Who has the time? If, as they say, we remember 10% of what we read, 20% of what we hear, 30% of what we see, and 50% of what we hear and see, then you'll have to read a book five times over before you get the impression of one viewing. Let's test this theory.

Things I remember about Catcher in the Rye:

A depressed teen vampire
Two nuns in the escort business
The lead protagonist "Preston" realizes his father is actually himself
The bloodletting sequence
Preston catches a falling kid with a baseball glove

It appears memory serves me well but that's a book I enjoyed. Patience to read doesn't begin and end with time consumption. In a modern age of derivative stories and writers devoid of creativity, novels still must be long journeys, and books still bulky, and you're left with a grinding battle through a concentration of fluff no different than collecting orbs from treasure boxes in a video game.

That's just nitpicking, though. Let's get to the real meat of my anti-book argument, a definitive list book-killing problems. The fuel to my rage that keeps my body temperature at a constant 451 Fahrenheit. The 5 major reasons:

Bookmarks - Good lord. It's difficult enough picking a shirt of a sofa, but how do you pick a bookmark that defines you? You could always get the worm with glasses, but you don't want to send off the wrong, egghead vibe to Old Girl Helga eying from the reference desk. Remembering the page is out of the question. Folding the page is for plebeians. Whatever you ultimately find, you'll feel like a prostitute paying $2.95 at Borders for what is basically a napkin substitute.

Numbers dilemma - Books are long and meander enough, but the added weight is the number mocking you at the bottom of every page. Every arduous step is tallied at the bottom. Every subtle, aching increment is printed on every page and it's unavoidable.

Space - In a streamlined world forwarding to the obsolescence of tangible media, books are still the be-all, end-all solution for books. They take up space with no way out. Reading online is an eyestrain. You can trade your books for a Kindle, so instead of looking proudly pompous you can look like a twat — that's after paying $300 for a reader you've gotta keep charged and buy books for.

Lighting - Nightlights are for tots. Books are already an unwieldy struggle to keep open and flip through coarse pages, an attachable booklamp won't make that simpler. But I suppose this argument bleeds into the next...

Comfort - Reading before bed is popular. It's idyllic, you're physically tired but your mind is still seeking stimulation. It's passive, unlike the penetrating glow of a television. They bore you to sleep and quickly do their real work in your subconscious. Wait! If you wear contacts you'll need glasses, to be crushed upon sleep. So you'll need to remove those glasses and turn out the lights.
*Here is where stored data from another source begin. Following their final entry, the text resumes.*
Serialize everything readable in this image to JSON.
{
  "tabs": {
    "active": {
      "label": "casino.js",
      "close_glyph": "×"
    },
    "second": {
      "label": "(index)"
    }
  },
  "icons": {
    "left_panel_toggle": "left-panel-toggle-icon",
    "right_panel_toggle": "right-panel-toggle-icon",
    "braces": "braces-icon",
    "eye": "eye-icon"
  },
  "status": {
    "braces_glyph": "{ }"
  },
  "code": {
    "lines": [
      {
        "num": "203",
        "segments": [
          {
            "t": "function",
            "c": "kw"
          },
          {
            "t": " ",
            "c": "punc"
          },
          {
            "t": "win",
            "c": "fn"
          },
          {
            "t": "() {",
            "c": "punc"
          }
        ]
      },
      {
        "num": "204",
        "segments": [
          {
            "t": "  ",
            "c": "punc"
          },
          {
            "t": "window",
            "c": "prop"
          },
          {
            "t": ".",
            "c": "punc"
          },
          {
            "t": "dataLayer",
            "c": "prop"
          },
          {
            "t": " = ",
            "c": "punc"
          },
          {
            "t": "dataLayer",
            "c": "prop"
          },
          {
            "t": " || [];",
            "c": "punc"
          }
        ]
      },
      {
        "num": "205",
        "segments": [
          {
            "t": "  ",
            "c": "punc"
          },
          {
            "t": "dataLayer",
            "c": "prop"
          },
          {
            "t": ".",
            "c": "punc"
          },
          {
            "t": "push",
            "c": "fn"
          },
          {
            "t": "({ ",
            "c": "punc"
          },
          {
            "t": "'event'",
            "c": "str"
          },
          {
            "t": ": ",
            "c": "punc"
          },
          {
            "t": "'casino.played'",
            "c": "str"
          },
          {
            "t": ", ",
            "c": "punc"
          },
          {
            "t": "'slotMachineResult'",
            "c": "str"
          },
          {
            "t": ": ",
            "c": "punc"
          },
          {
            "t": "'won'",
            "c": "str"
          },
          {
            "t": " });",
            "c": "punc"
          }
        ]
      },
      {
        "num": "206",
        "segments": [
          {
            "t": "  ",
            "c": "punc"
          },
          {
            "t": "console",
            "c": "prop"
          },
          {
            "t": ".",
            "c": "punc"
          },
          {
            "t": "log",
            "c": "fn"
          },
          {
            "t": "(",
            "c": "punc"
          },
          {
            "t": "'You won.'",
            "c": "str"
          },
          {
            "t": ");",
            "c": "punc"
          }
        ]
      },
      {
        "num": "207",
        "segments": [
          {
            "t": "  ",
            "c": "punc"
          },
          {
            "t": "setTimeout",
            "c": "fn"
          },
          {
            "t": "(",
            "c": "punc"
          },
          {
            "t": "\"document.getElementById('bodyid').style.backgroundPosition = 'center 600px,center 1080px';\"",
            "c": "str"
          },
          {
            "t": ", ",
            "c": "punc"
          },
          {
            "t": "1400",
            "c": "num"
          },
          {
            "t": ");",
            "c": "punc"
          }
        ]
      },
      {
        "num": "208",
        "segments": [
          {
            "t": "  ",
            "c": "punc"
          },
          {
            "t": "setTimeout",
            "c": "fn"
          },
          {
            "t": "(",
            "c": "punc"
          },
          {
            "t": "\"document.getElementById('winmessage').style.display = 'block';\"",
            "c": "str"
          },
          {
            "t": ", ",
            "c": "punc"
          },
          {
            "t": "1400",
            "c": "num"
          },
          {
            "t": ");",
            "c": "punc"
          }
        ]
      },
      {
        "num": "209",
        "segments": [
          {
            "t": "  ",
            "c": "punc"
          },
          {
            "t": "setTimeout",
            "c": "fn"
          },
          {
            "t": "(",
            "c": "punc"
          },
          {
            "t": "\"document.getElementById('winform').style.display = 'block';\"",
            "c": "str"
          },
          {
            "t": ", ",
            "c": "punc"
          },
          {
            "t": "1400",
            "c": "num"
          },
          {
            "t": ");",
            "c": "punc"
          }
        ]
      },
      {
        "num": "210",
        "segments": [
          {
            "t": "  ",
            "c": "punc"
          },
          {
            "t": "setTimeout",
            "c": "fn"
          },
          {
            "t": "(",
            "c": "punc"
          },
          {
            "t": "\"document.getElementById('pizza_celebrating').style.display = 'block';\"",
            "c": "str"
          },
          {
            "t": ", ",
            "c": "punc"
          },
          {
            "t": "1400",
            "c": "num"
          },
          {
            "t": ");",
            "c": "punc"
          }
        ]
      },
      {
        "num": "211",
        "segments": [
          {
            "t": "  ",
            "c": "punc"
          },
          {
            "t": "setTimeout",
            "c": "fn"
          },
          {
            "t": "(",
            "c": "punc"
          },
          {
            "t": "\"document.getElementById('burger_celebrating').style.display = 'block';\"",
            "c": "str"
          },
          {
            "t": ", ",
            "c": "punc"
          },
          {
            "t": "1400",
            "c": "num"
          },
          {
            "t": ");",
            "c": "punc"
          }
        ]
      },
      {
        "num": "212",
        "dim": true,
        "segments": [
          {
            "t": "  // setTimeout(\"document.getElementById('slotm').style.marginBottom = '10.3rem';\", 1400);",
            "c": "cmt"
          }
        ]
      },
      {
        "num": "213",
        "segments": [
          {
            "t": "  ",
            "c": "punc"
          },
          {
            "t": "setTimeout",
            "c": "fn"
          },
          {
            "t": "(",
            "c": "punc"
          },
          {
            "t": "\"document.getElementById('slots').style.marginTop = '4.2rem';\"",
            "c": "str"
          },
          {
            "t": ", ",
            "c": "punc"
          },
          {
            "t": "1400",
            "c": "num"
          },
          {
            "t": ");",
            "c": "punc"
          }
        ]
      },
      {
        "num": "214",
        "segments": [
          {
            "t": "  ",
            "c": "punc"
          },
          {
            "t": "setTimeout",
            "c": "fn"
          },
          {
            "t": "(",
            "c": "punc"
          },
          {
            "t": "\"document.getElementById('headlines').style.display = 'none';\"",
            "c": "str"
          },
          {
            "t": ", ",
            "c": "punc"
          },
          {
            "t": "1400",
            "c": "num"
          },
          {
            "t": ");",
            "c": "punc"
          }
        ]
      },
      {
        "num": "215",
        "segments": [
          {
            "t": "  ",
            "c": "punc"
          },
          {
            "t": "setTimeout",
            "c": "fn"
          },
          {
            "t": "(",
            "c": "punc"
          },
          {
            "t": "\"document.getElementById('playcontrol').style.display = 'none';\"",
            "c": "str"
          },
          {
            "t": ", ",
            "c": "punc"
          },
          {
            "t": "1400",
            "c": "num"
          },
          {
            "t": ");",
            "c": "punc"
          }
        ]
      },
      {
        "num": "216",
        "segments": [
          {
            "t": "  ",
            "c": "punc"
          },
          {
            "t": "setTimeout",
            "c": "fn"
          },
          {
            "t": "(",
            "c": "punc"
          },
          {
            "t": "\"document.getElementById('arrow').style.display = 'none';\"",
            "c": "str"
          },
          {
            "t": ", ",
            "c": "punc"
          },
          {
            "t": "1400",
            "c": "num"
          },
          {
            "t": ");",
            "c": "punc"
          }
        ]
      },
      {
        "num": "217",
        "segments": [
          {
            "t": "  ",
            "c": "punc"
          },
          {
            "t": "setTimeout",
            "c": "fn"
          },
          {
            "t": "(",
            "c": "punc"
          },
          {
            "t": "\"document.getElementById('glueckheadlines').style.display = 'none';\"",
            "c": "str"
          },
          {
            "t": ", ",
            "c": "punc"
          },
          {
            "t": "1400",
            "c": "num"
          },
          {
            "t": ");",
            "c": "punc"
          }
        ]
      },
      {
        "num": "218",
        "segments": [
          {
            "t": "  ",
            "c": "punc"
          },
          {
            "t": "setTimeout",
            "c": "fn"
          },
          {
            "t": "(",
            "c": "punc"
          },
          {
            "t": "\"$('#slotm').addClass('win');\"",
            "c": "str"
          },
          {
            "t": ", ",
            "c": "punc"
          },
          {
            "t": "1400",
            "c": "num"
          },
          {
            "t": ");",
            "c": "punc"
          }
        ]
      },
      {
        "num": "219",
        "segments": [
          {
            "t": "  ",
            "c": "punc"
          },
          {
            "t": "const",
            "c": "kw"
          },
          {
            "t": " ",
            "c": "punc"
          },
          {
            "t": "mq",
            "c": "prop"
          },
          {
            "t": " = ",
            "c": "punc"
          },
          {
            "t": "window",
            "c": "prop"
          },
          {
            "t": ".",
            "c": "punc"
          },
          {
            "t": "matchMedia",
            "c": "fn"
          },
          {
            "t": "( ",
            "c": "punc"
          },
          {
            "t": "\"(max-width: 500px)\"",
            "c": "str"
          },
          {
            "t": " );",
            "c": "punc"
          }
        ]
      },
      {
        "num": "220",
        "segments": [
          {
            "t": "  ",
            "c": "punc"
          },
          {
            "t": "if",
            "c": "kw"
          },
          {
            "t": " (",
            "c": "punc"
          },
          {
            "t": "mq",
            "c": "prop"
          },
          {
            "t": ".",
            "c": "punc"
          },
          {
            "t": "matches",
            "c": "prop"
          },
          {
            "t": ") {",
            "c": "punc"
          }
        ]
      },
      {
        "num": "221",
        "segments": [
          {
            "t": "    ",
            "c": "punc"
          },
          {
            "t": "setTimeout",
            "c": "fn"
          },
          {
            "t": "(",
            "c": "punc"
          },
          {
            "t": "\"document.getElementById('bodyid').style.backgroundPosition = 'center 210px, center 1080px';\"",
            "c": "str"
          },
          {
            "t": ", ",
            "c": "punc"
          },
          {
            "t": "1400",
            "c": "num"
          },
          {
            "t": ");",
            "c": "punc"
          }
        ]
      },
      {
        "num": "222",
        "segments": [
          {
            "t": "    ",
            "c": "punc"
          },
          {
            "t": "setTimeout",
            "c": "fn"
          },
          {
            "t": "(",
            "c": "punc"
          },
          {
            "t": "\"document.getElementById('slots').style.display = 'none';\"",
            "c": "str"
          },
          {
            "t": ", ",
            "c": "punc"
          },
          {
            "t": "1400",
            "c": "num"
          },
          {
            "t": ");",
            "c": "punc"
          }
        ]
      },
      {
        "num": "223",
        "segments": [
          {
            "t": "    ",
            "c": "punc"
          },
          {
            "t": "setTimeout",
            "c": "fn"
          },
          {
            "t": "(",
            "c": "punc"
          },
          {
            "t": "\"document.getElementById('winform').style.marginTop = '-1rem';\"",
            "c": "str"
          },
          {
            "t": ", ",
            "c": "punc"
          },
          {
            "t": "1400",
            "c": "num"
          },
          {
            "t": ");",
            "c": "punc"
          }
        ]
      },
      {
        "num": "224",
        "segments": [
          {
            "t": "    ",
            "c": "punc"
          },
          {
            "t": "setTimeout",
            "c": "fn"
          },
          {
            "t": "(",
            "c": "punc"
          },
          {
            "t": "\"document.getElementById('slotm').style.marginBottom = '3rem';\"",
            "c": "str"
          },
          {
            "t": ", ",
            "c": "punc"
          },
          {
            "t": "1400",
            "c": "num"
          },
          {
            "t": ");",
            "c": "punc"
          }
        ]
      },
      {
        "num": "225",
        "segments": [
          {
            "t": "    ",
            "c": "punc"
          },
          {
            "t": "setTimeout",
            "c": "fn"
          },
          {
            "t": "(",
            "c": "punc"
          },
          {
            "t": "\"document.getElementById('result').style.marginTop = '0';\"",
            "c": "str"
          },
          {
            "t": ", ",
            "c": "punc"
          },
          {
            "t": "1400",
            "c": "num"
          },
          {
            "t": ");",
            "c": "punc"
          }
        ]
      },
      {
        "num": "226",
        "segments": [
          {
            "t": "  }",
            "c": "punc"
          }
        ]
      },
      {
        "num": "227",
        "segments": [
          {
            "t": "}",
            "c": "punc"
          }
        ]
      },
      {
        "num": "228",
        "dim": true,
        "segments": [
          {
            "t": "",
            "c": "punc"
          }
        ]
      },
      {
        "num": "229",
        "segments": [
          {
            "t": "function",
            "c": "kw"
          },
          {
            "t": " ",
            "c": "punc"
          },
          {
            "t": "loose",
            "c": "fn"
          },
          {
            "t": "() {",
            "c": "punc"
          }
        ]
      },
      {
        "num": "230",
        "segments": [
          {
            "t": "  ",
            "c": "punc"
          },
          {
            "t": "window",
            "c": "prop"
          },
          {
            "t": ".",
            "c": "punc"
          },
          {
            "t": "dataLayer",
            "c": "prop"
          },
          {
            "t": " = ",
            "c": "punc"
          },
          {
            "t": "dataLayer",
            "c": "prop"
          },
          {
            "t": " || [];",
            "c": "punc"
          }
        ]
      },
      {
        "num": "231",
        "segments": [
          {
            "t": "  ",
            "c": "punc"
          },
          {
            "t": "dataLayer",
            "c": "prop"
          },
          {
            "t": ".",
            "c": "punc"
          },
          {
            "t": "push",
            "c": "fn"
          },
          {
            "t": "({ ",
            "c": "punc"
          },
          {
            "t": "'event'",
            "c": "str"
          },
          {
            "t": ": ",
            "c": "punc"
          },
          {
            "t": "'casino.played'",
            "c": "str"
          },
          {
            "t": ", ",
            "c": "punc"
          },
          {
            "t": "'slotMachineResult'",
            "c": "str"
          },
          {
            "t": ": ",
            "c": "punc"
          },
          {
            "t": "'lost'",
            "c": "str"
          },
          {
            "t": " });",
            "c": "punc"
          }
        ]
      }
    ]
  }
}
And all this is on the stipulation that you could stomach lifting the book over your head or deal with your back against a headboard.

Let's leave the books where they belong, either burned by the government under a welcome tyrannical regime, or for the times where their use is practical: airplanes, waiting rooms, and tanning in the sun before a night clubbing. Let the rest of us true intellectual masses do what's right by us in our free time: skydiving while both copulating and sharing Mountain Dew with a stranger.